AD: Sometimes people hear the term ‘flipped classroom’ and think that it's a whole new concept of learning and I don't think it's that at all, it's just that technology enables us to do what we probably always wanted to do, but to do it more effectively and more powerfully. ... And yes it certainly can be done without technology, I would argue ... but now, recording a podcast or making a screencast is so easy that really any teacher can do it. ... It's easier to record a screencast than it is to record a show from your television on a VCR. So, I don't think the technology being difficult argument really holds much water anymore, it's more perhaps just that teachers haven't come across the tools that let them do those thing so easily.
JE: So, what kind of tools for those starting out, listening to this and wanting to give it a go, where would you recommend they start?
AD: Screencasting is a really great way of getting into Flipped Learning because, you know, I mean it's very difficult to explain some things in an audio podcast - I still think audio podcasting is the best method of flipping a classroom for things that lend themselves to an audio-only format - you know history, maybe biology, psychology, lend themselves there, but it's very hard to explain maths in an audio podcast. So, I think screencasting can be used in pretty much any subject - whether it is art or science or geography, it doesn't really matter. So I would start there probably, and there's a really great free tool called Screencast-O-Matic, which is at screencast-o-matic.com, and it's a free download and I mean really as I said it's as easy as recording a show on your television with a VCR. You click record, you teach your lesson, you click stop. They even provide hosting for the video so that you can just send a link to your students. It's really simple and quite effective.
JE: Have you used this with different age groups, are there some age groups where it just doesn't suit?

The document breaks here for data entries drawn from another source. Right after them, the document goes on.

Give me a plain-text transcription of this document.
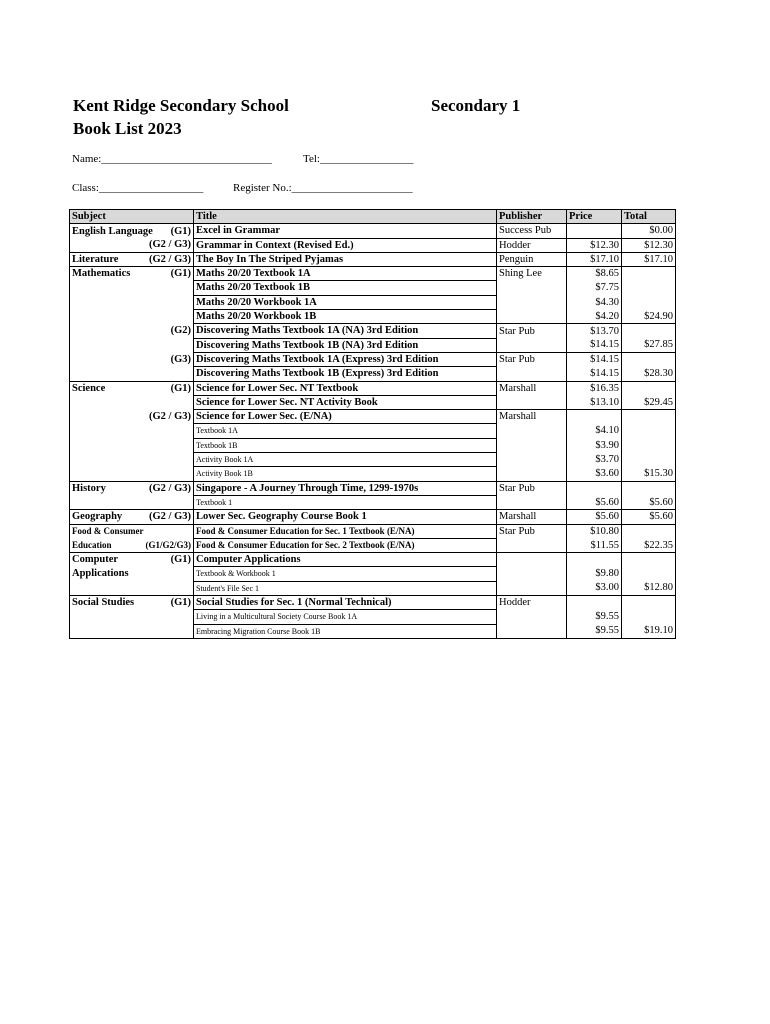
Kent Ridge Secondary School	Secondary 1
Book List 2023
Name:_______________________________	Tel:_________________
Class:___________________	Register No.:______________________
Subject	Title	Publisher	Price	Total

English Language (G1)	Excel in Grammar	Success Pub		$0.00

(G2 / G3)	Grammar in Context (Revised Ed.)	Hodder	$12.30	$12.30

Literature (G2 / G3)	The Boy In The Striped Pyjamas	Penguin	$17.10	$17.10

Mathematics (G1)	Maths 20/20 Textbook 1A	Shing Lee	$8.65	

	Maths 20/20 Textbook 1B		$7.75	

	Maths 20/20 Workbook 1A		$4.30	

	Maths 20/20 Workbook 1B		$4.20	$24.90

(G2)	Discovering Maths Textbook 1A (NA) 3rd Edition	Star Pub	$13.70	

	Discovering Maths Textbook 1B (NA) 3rd Edition		$14.15	$27.85

(G3)	Discovering Maths Textbook 1A (Express) 3rd Edition	Star Pub	$14.15	

	Discovering Maths Textbook 1B (Express) 3rd Edition		$14.15	$28.30

Science (G1)	Science for Lower Sec. NT Textbook	Marshall	$16.35	

	Science for Lower Sec. NT Activity Book		$13.10	$29.45

(G2 / G3)	Science for Lower Sec. (E/NA)	Marshall		

	Textbook 1A		$4.10	

	Textbook 1B		$3.90	

	Activity Book 1A		$3.70	

	Activity Book 1B		$3.60	$15.30

History (G2 / G3)	Singapore - A Journey Through Time, 1299-1970s	Star Pub		

	Textbook 1		$5.60	$5.60

Geography (G2 / G3)	Lower Sec. Geography Course Book 1	Marshall	$5.60	$5.60

Food & Consumer	Food & Consumer Education for Sec. 1 Textbook (E/NA)	Star Pub	$10.80	

Education (G1/G2/G3)	Food & Consumer Education for Sec. 2 Textbook (E/NA)		$11.55	$22.35

Computer (G1)	Computer Applications			

Applications	Textbook & Workbook 1		$9.80	

	Student's File Sec 1		$3.00	$12.80

Social Studies (G1)	Social Studies for Sec. 1 (Normal Technical)	Hodder		

	Living in a Multicultural Society Course Book 1A		$9.55	

	Embracing Migration Course Book 1B		$9.55	$19.10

AD: ...I think that a Flipped Classroom model, I mean, a real Flipped Classroom model where you are really taking all of the didactic instruction out of the classroom and doing that through video and podcast, I think that format probably lends itself better at the senior end of the school. ... But elements of the flipped classroom, where you're just identifying things in your teaching and learning practices in the classroom ... perhaps maths is a great example even in primary school, where a lot of students just require a particular maths example to be explained over and over and over, using different examples. That, I think, really lends itself to being recorded as a screencast or a video in some way so students can watch it over and over and over if they need to even in the classroom while the teacher is maybe working with another student. They're not just sitting there with their hand up waiting for the teacher but they can watch a video and see the teacher explaining the exact thing that they're wanting to see explained and that way it sort of spreads the teacher across the classroom. You imagine if you're a primary school teacher teaching a maths topic and all the examples and all the different types of problems that you're wanting to explain to students, you've recorded videos explaining those so students can be watching those even while they're waiting for you to come and help them. That, to me, is, it's probably not what a traditional Flipped Classroom advocate would called flipped learning but I think it's taking the advantages of a Flipped Classroom - automating the things that we can automate so that we've got more time to do the things that you can't automate - to me that's the essence of the flipped classroom.
JE: Excellent, thanks for sharing your work with Teacher magazine.